C. Tujuan Penelitian Berdasarkan latar belakang dan perumusan masalah yang telah dikemukakan, maka penelitian ini bertujuan untuk: 1. Mendeskripsikan sistem tataniaga jeruk siam di Nagari Alam Pauh Duo, Kecamatan Pauh Duo, Kabupaten Solok Selatan yang meliputi saluran tataniaga, dan fungsi-fungsi tataniaga yang dilakukan oleh masing-masing lembaga. 2. Menganalisis margin tataniaga, bagian yang diterima oleh petani, dan efisiensi saluran tataniaga jeruk siam di Nagari Alam Pauh Duo, Kecamatan Pauh Duo, Kabupaten Solok Selatan.
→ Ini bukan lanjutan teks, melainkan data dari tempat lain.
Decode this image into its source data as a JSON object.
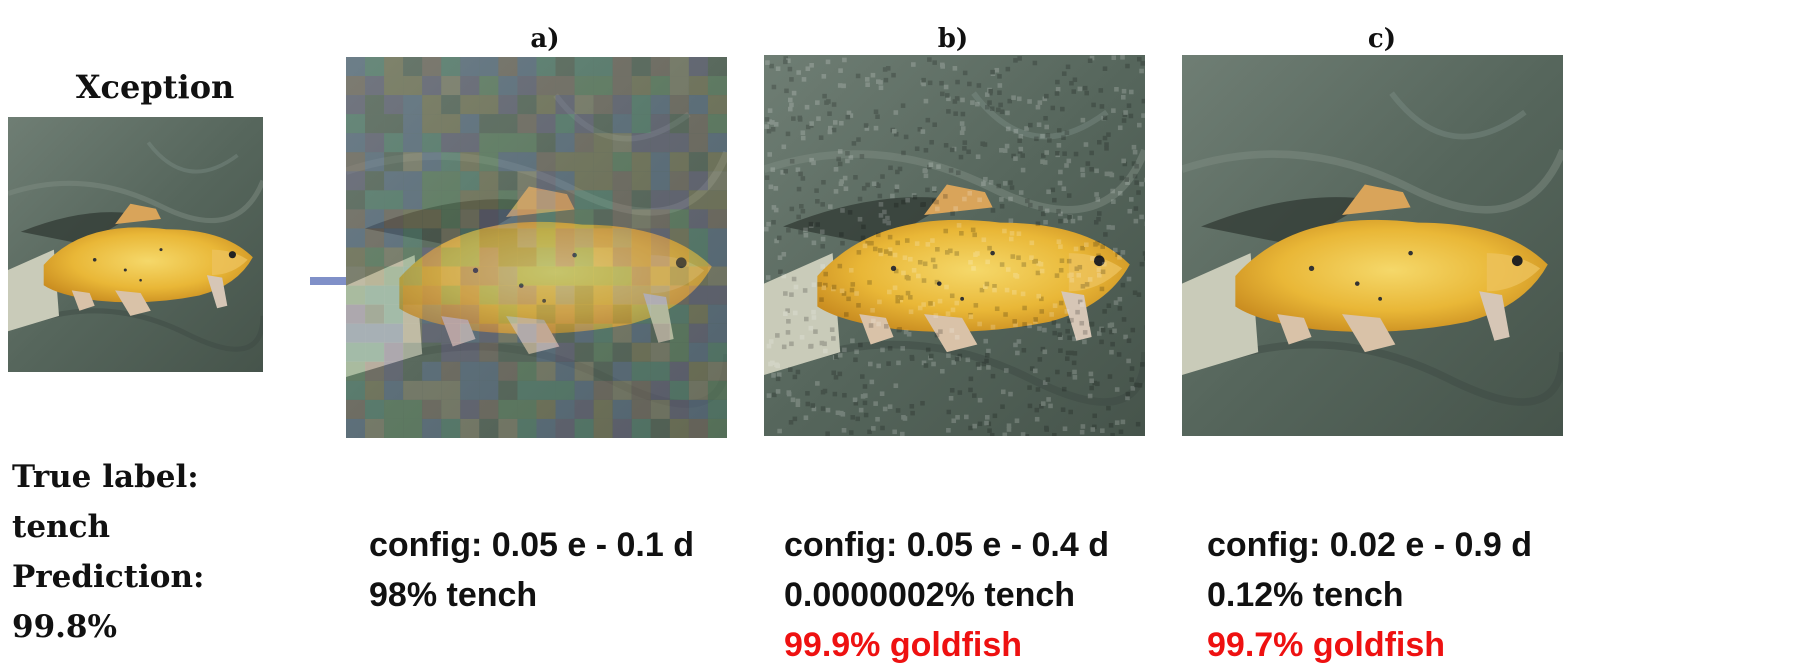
{
  "model": "Xception",
  "original": {
    "true_label_heading": "True label:",
    "true_label": "tench",
    "prediction_heading": "Prediction:",
    "prediction": "99.8%"
  },
  "panels": [
    {
      "label": "a)",
      "config": "config: 0.05 e - 0.1 d",
      "line1": "98% tench",
      "line2": ""
    },
    {
      "label": "b)",
      "config": "config: 0.05 e - 0.4 d",
      "line1": "0.0000002% tench",
      "line2": "99.9% goldfish"
    },
    {
      "label": "c)",
      "config": "config: 0.02 e - 0.9 d",
      "line1": "0.12% tench",
      "line2": "99.7% goldfish"
    }
  ],
  "colors": {
    "adversarial_prediction": "#ee1111",
    "arrow": "#8090c8"
  }
}
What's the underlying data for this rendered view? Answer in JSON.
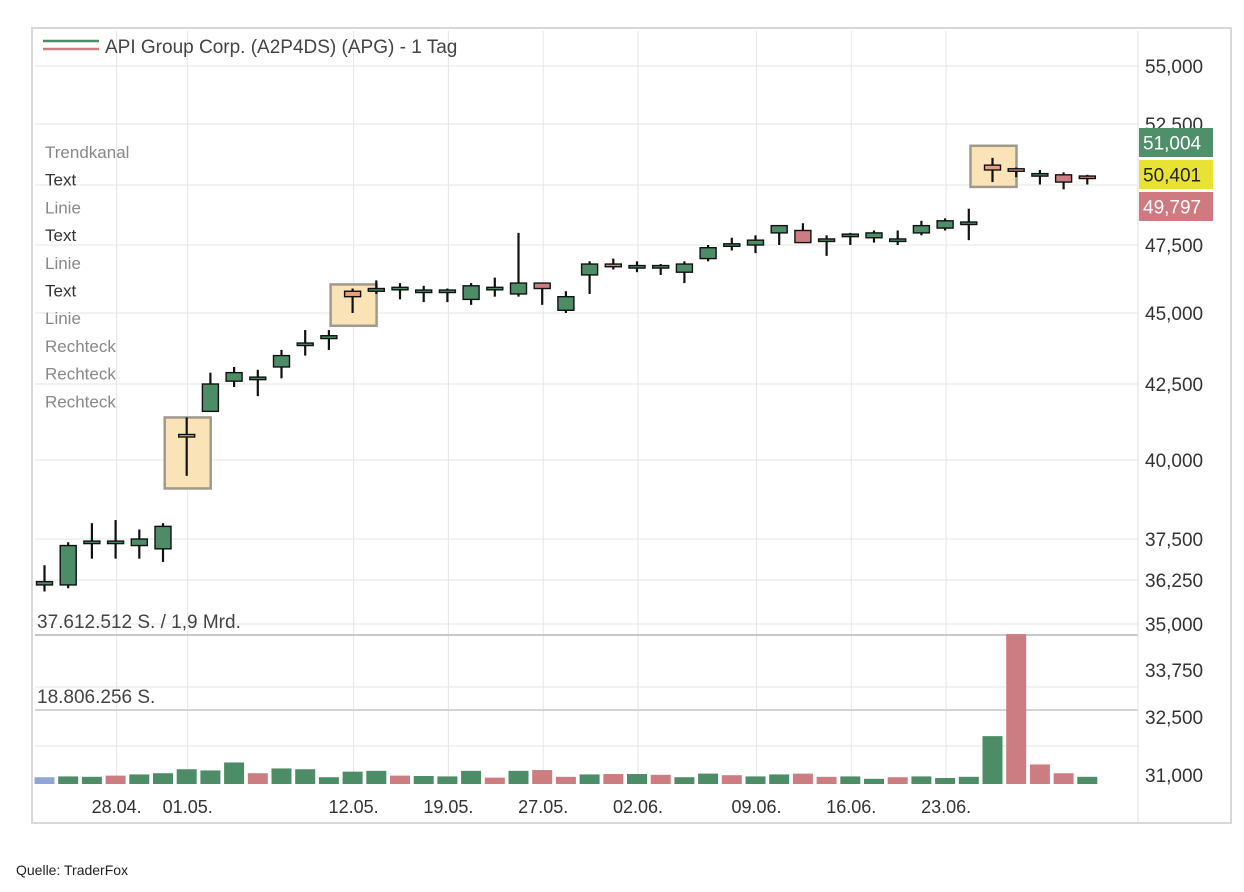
{
  "source": "Quelle: TraderFox",
  "overlay_menu": [
    {
      "label": "Trendkanal",
      "color": "#888888"
    },
    {
      "label": "Text",
      "color": "#333333"
    },
    {
      "label": "Linie",
      "color": "#888888"
    },
    {
      "label": "Text",
      "color": "#333333"
    },
    {
      "label": "Linie",
      "color": "#888888"
    },
    {
      "label": "Text",
      "color": "#333333"
    },
    {
      "label": "Linie",
      "color": "#888888"
    },
    {
      "label": "Rechteck",
      "color": "#888888"
    },
    {
      "label": "Rechteck",
      "color": "#888888"
    },
    {
      "label": "Rechteck",
      "color": "#888888"
    }
  ],
  "price_badges": [
    {
      "value": "51,004",
      "bg": "#4f8f6a",
      "fg": "#ffffff"
    },
    {
      "value": "50,401",
      "bg": "#e8e332",
      "fg": "#222222"
    },
    {
      "value": "49,797",
      "bg": "#cf7a80",
      "fg": "#ffffff"
    }
  ],
  "colors": {
    "up": "#4c8c67",
    "down": "#cb7d82",
    "orange": "#e8a07a",
    "highlight_fill": "#fbe3b8",
    "highlight_stroke": "#a09a8c",
    "grid": "#e6e6e6",
    "volume_first": "#8fa7d8"
  },
  "chart_data": {
    "type": "candlestick",
    "title": "API Group Corp. (A2P4DS) (APG) - 1 Tag",
    "price_axis_ticks": [
      "55,000",
      "52,500",
      "47,500",
      "45,000",
      "42,500",
      "40,000",
      "37,500",
      "36,250",
      "35,000",
      "33,750",
      "32,500",
      "31,000"
    ],
    "price_axis_values": [
      55000,
      52500,
      47500,
      45000,
      42500,
      40000,
      37500,
      36250,
      35000,
      33750,
      32500,
      31000
    ],
    "price_axis_tick_labels_shown": [
      "55,000",
      "52,500",
      "47,500",
      "45,000",
      "42,500",
      "40,000",
      "37,500",
      "36,250"
    ],
    "volume_axis_tick_labels": [
      "35,000",
      "33,750",
      "32,500",
      "31,000"
    ],
    "x_tick_labels": [
      "28.04.",
      "01.05.",
      "12.05.",
      "19.05.",
      "27.05.",
      "02.06.",
      "09.06.",
      "16.06.",
      "23.06."
    ],
    "x_tick_indices": [
      3,
      6,
      13,
      17,
      21,
      25,
      30,
      34,
      38
    ],
    "volume_labels": [
      "37.612.512 S. / 1,9 Mrd.",
      "18.806.256 S."
    ],
    "volume_max": 37612512,
    "candles": [
      {
        "o": 36.1,
        "h": 36.7,
        "l": 35.9,
        "c": 36.2,
        "color": "up"
      },
      {
        "o": 36.1,
        "h": 37.4,
        "l": 36.0,
        "c": 37.3,
        "color": "up"
      },
      {
        "o": 37.4,
        "h": 38.0,
        "l": 36.9,
        "c": 37.4,
        "color": "up"
      },
      {
        "o": 37.4,
        "h": 38.1,
        "l": 36.9,
        "c": 37.4,
        "color": "up"
      },
      {
        "o": 37.3,
        "h": 37.8,
        "l": 36.9,
        "c": 37.5,
        "color": "up"
      },
      {
        "o": 37.2,
        "h": 38.0,
        "l": 36.8,
        "c": 37.9,
        "color": "up"
      },
      {
        "o": 40.8,
        "h": 41.4,
        "l": 39.5,
        "c": 40.8,
        "color": "orange"
      },
      {
        "o": 41.6,
        "h": 42.9,
        "l": 41.6,
        "c": 42.5,
        "color": "up"
      },
      {
        "o": 42.6,
        "h": 43.1,
        "l": 42.4,
        "c": 42.9,
        "color": "up"
      },
      {
        "o": 42.7,
        "h": 43.0,
        "l": 42.1,
        "c": 42.7,
        "color": "up"
      },
      {
        "o": 43.1,
        "h": 43.7,
        "l": 42.7,
        "c": 43.5,
        "color": "up"
      },
      {
        "o": 43.9,
        "h": 44.4,
        "l": 43.5,
        "c": 43.9,
        "color": "up"
      },
      {
        "o": 44.1,
        "h": 44.4,
        "l": 43.7,
        "c": 44.2,
        "color": "up"
      },
      {
        "o": 45.6,
        "h": 45.9,
        "l": 45.0,
        "c": 45.8,
        "color": "orange"
      },
      {
        "o": 45.8,
        "h": 46.2,
        "l": 45.7,
        "c": 45.9,
        "color": "up"
      },
      {
        "o": 45.9,
        "h": 46.1,
        "l": 45.5,
        "c": 45.9,
        "color": "up"
      },
      {
        "o": 45.8,
        "h": 46.0,
        "l": 45.4,
        "c": 45.8,
        "color": "up"
      },
      {
        "o": 45.8,
        "h": 45.9,
        "l": 45.4,
        "c": 45.8,
        "color": "up"
      },
      {
        "o": 45.5,
        "h": 46.1,
        "l": 45.3,
        "c": 46.0,
        "color": "up"
      },
      {
        "o": 45.9,
        "h": 46.3,
        "l": 45.6,
        "c": 45.9,
        "color": "up"
      },
      {
        "o": 45.7,
        "h": 48.0,
        "l": 45.6,
        "c": 46.1,
        "color": "up"
      },
      {
        "o": 46.1,
        "h": 46.1,
        "l": 45.3,
        "c": 45.9,
        "color": "down"
      },
      {
        "o": 45.1,
        "h": 45.8,
        "l": 45.0,
        "c": 45.6,
        "color": "up"
      },
      {
        "o": 46.4,
        "h": 46.9,
        "l": 45.7,
        "c": 46.8,
        "color": "up"
      },
      {
        "o": 46.8,
        "h": 47.0,
        "l": 46.6,
        "c": 46.7,
        "color": "down"
      },
      {
        "o": 46.7,
        "h": 46.9,
        "l": 46.5,
        "c": 46.7,
        "color": "up"
      },
      {
        "o": 46.7,
        "h": 46.8,
        "l": 46.4,
        "c": 46.7,
        "color": "up"
      },
      {
        "o": 46.5,
        "h": 46.9,
        "l": 46.1,
        "c": 46.8,
        "color": "up"
      },
      {
        "o": 47.0,
        "h": 47.5,
        "l": 46.9,
        "c": 47.4,
        "color": "up"
      },
      {
        "o": 47.5,
        "h": 47.8,
        "l": 47.3,
        "c": 47.5,
        "color": "up"
      },
      {
        "o": 47.5,
        "h": 47.9,
        "l": 47.2,
        "c": 47.7,
        "color": "up"
      },
      {
        "o": 48.0,
        "h": 48.3,
        "l": 47.5,
        "c": 48.3,
        "color": "up"
      },
      {
        "o": 48.1,
        "h": 48.4,
        "l": 47.6,
        "c": 47.6,
        "color": "down"
      },
      {
        "o": 47.7,
        "h": 47.9,
        "l": 47.1,
        "c": 47.7,
        "color": "up"
      },
      {
        "o": 47.8,
        "h": 48.0,
        "l": 47.5,
        "c": 47.9,
        "color": "up"
      },
      {
        "o": 47.8,
        "h": 48.1,
        "l": 47.6,
        "c": 48.0,
        "color": "up"
      },
      {
        "o": 47.7,
        "h": 48.1,
        "l": 47.5,
        "c": 47.7,
        "color": "up"
      },
      {
        "o": 48.0,
        "h": 48.5,
        "l": 47.9,
        "c": 48.3,
        "color": "up"
      },
      {
        "o": 48.2,
        "h": 48.6,
        "l": 48.1,
        "c": 48.5,
        "color": "up"
      },
      {
        "o": 48.4,
        "h": 49.0,
        "l": 47.7,
        "c": 48.4,
        "color": "up"
      },
      {
        "o": 50.8,
        "h": 51.1,
        "l": 50.1,
        "c": 50.6,
        "color": "orange"
      },
      {
        "o": 50.6,
        "h": 50.7,
        "l": 50.3,
        "c": 50.5,
        "color": "orange"
      },
      {
        "o": 50.4,
        "h": 50.6,
        "l": 50.0,
        "c": 50.4,
        "color": "up"
      },
      {
        "o": 50.4,
        "h": 50.5,
        "l": 49.8,
        "c": 50.1,
        "color": "down"
      },
      {
        "o": 50.3,
        "h": 50.4,
        "l": 50.0,
        "c": 50.2,
        "color": "down"
      }
    ],
    "volumes": [
      {
        "v": 1700000,
        "color": "blue"
      },
      {
        "v": 1900000,
        "color": "up"
      },
      {
        "v": 1800000,
        "color": "up"
      },
      {
        "v": 2100000,
        "color": "down"
      },
      {
        "v": 2400000,
        "color": "up"
      },
      {
        "v": 2700000,
        "color": "up"
      },
      {
        "v": 3700000,
        "color": "up"
      },
      {
        "v": 3400000,
        "color": "up"
      },
      {
        "v": 5400000,
        "color": "up"
      },
      {
        "v": 2700000,
        "color": "down"
      },
      {
        "v": 3900000,
        "color": "up"
      },
      {
        "v": 3700000,
        "color": "up"
      },
      {
        "v": 1700000,
        "color": "up"
      },
      {
        "v": 3100000,
        "color": "up"
      },
      {
        "v": 3300000,
        "color": "up"
      },
      {
        "v": 2100000,
        "color": "down"
      },
      {
        "v": 2000000,
        "color": "up"
      },
      {
        "v": 1900000,
        "color": "up"
      },
      {
        "v": 3300000,
        "color": "up"
      },
      {
        "v": 1600000,
        "color": "down"
      },
      {
        "v": 3300000,
        "color": "up"
      },
      {
        "v": 3500000,
        "color": "down"
      },
      {
        "v": 1800000,
        "color": "down"
      },
      {
        "v": 2400000,
        "color": "up"
      },
      {
        "v": 2500000,
        "color": "down"
      },
      {
        "v": 2500000,
        "color": "up"
      },
      {
        "v": 2300000,
        "color": "down"
      },
      {
        "v": 1700000,
        "color": "up"
      },
      {
        "v": 2600000,
        "color": "up"
      },
      {
        "v": 2200000,
        "color": "down"
      },
      {
        "v": 1900000,
        "color": "up"
      },
      {
        "v": 2400000,
        "color": "up"
      },
      {
        "v": 2600000,
        "color": "down"
      },
      {
        "v": 1800000,
        "color": "down"
      },
      {
        "v": 1900000,
        "color": "up"
      },
      {
        "v": 1300000,
        "color": "up"
      },
      {
        "v": 1700000,
        "color": "down"
      },
      {
        "v": 1900000,
        "color": "up"
      },
      {
        "v": 1500000,
        "color": "up"
      },
      {
        "v": 1800000,
        "color": "up"
      },
      {
        "v": 12000000,
        "color": "up"
      },
      {
        "v": 37600000,
        "color": "down"
      },
      {
        "v": 4900000,
        "color": "down"
      },
      {
        "v": 2700000,
        "color": "down"
      },
      {
        "v": 1800000,
        "color": "up"
      }
    ]
  }
}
D. Manfaat Penelitian 1. Sebagai bahan informasi bagi petani dan lembaga tataniaga untuk dapat meningkatkan kerjasama dan pendapatan petani dalam proses tataniaga jeruk siam ini. 2. Untuk membangun ilmu pengetahuan tentang tataniaga sehingga ilmu pengetahuan ini dapat dipergunakan untuk menyelesaikan masalah tataniaga pada umumnya dan tataniaga jeruk siam di daerah Solok Selatan khususnya.